Distantes desse questionamento, cursos superiores de pedagogia social vêm configurando tentativas de tratamento organizado à educação não formal. Com preocupações conceituais análogas àquelas referentes à educação não formal, Trilla (2003) recorre à noção "ar de família", de Wittgenstein, para descrever o uso da expressão pedagogia social em vez de tentar defini-la. Wittgenstein fez isso com o que se chama de jogos, pois, olhando-os "vemos uma complicada rede de semelhanças que se superpõem e se entrecruzam" (WITTGENSTEIN, 1988:87-88 apud TRILLA, 2003:15). Na Espanha, a formação acadêmica em educação social inclui a "educação especializada", a "educação de pessoas adultas" e a "animação sociocultural" e Trilla diz que não é "simples delimitar o objeto próprio e específico da educação social globalmente considerada em relação a outros objetos pedagógicos, sociais e culturais, tampouco é fácil delimitar com precisão aquelas três parcelas internas da mesma" (TRILLA, 2003:31). Mas, para que seria necessário fazer uma tal delimitação exata? Aparentemente, a necessidade advém da lógica própria das disciplinas que organizam e dão identidade a cursos, lógica presidida por uma ordem administrativa e pelas pressões de um mercado de trabalho profissional, aspectos em geral alheios à vida interna dos processos de aprendizagem e até mesmo estranhos à densidade e diversidade da prática profissional.

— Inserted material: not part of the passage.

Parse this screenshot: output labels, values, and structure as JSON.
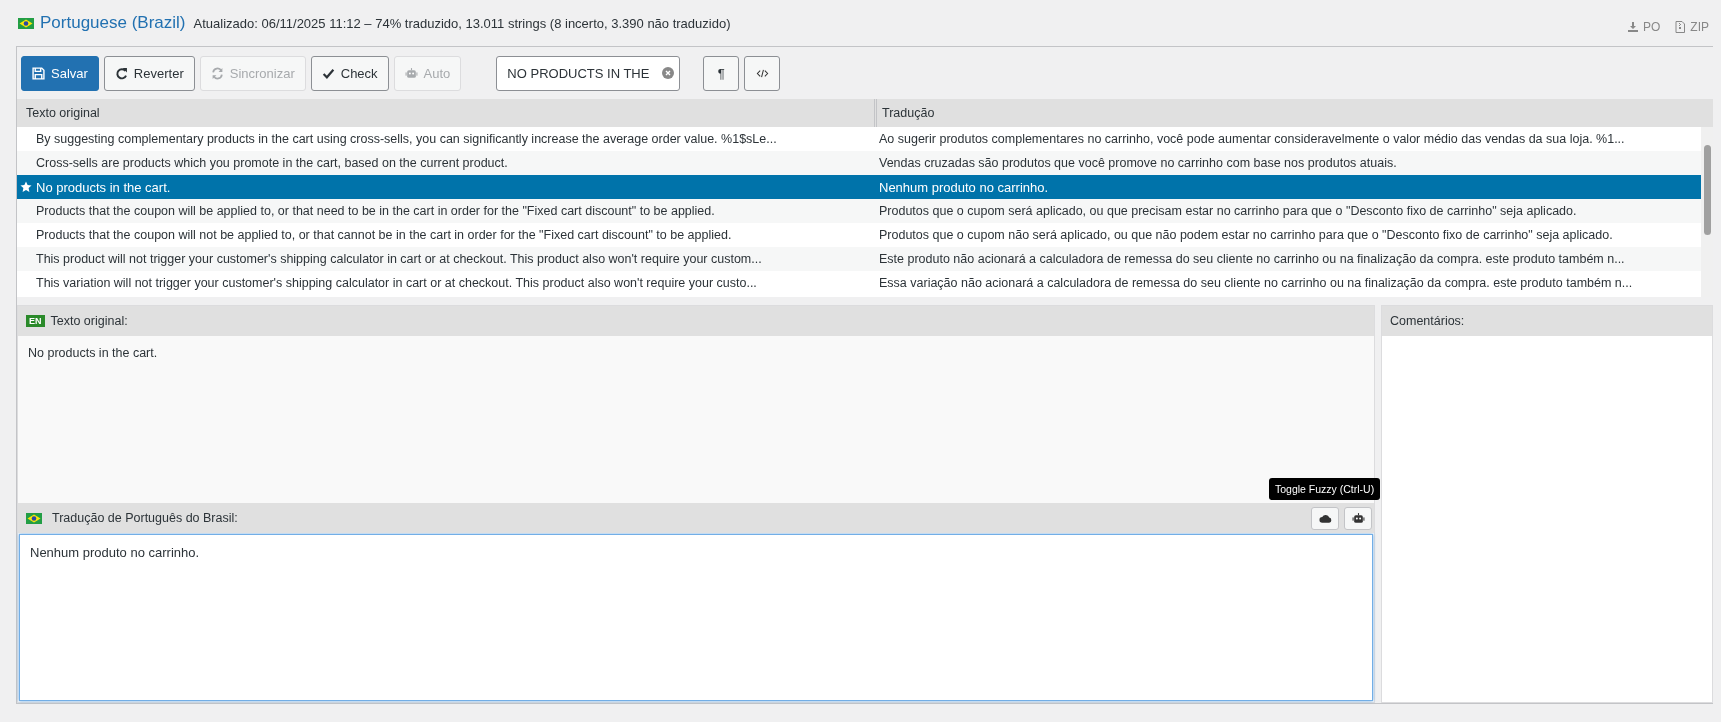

A "educação especializada" definia seu objeto a partir dos grupos destinatários ("populações em situação de risco de inadaptação ou marginalização") e a "educação de pessoas adultas" fazia o mesmo, mas, restringindo o seu universo às pessoas adultas, enquanto a "animação sociocultural" compreendia inclusive aqueles grupos, mas não se circunscrevia a eles. Embora não veja com preocupação a falta de fronteiras entre esses âmbitos de um mesmo campo de exercício profissional, Trilla considera natural haver contenciosos profissionais entre "educadores sociais" e "trabalhadores sociais" (TRILLA, 2003:33). O que é perceptível porque estes se definem mais pelo campo da assistência, mas, sua atuação encerra necessariamente alguma prática educacional.

Um dos traços comuns àqueles três âmbitos, por exemplo, é serem "fortemente contextualizados", partindo das "realidades concretas em que vivem os sujeitos", no sentido de pretenderem que "os sujeitos experimentem alguma mudança, algum tipo de desenvolvimento pessoal", o que requer também "mudar o meio em que vivem" (TRILLA, 2003:39). Ao mesmo tempo em que se salienta na dedicação prioritária a segmentos marginalizados, a posição da educação social – parte importante da educação não formal – foi apontada como marginalizada na pedagogia porque publicava pouco, era pouco considerada nas ciências da educação, estava ausente das leis de educação e dos cursos para formar profissionais (TRILLA, 2003:44). O seu desafio, no entanto, seria comum ao de toda pedagogia: harmonizar o conhecimento artesanal (dinâmico, prático e contextualizado) com o conhecimento acadêmico (abstrato e aspirante a maior rigor científico), ou seja, superar o hiato entre teoria e prática (TRILLA, 2003:45).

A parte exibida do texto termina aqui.